14      Joseph next argues that his trial lawyer should have objected to the prosecutor’s statement during closing argument that Joseph’s gun could not have accidently fired multiple shots.  Detective Leroy Shaw testified that Joseph’s gun was semi-automatic, so one bullet would fire each time the trigger was pulled.  On cross-examination, Detective Shaw testified that it was possible for a gun to malfunction and fire more than one bullet at a time.  During closing argument, the prosecutor argued that Joseph’s gun could not fire automatically, discharging several bullets at once as Joseph claimed, pointing to Shaw’s testimony that a person needed to pull the trigger each time to fire a bullet.  The prosecutor acknowledged, however, that guns sometimes malfunction.  The prosecutor’s remarks were consistent with Shaw’s testimony and completely within the bounds of permissible argument.  Joseph’s lawyer did not perform deficiently in failing to object to this argument.
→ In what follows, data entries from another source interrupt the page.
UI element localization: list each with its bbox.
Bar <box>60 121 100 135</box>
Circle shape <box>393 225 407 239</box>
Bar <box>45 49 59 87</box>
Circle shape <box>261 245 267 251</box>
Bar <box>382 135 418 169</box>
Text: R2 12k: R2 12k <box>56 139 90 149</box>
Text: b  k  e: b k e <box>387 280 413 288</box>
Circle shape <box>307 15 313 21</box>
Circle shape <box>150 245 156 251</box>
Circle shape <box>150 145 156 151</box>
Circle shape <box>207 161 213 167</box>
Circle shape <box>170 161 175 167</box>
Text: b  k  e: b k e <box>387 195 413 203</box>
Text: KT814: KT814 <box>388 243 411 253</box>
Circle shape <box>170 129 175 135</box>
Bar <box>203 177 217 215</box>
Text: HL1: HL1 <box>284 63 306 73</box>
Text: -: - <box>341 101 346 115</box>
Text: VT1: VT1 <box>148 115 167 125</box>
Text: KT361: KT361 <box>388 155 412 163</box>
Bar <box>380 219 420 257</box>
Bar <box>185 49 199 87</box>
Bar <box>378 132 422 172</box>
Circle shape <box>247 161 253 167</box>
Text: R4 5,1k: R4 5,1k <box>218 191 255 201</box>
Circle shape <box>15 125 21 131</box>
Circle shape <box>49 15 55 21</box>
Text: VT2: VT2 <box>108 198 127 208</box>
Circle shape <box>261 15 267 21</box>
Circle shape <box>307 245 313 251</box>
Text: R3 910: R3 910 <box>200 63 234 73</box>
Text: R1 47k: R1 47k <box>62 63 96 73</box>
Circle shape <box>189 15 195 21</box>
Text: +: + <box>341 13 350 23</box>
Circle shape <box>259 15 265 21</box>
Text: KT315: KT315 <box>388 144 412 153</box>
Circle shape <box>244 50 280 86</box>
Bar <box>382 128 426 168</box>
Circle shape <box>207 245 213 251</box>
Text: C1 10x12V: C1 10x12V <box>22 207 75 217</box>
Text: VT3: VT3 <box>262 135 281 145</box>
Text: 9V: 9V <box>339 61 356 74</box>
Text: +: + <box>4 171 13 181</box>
15      Finally, Joseph argues that his lawyer should have objected to the prosecutor’s argument that the police diagram showing where the bullet casings were found indicated that Joseph was walking toward Taylor while shooting him in the back.  “The line between permissible and impermissible argument is drawn where the prosecutor goes beyond reasoning from the evidence and suggests that the jury should arrive at a verdict by considering factors other than the evidence.”  State v. Neuser, 191 Wis. 2d 131, 136, 528 N.W.2d 49, 51 (Ct. App. 1995).  The prosecutor’s contention was a reasonable inference that could be drawn from the diagram.  Therefore, Joseph’s lawyer did not perform deficiently in failing to object to it.

            By the Court.—Order affirmed.

            This opinion will not be published.  See Wis. Stat. Rule 809.23(1)(b)5.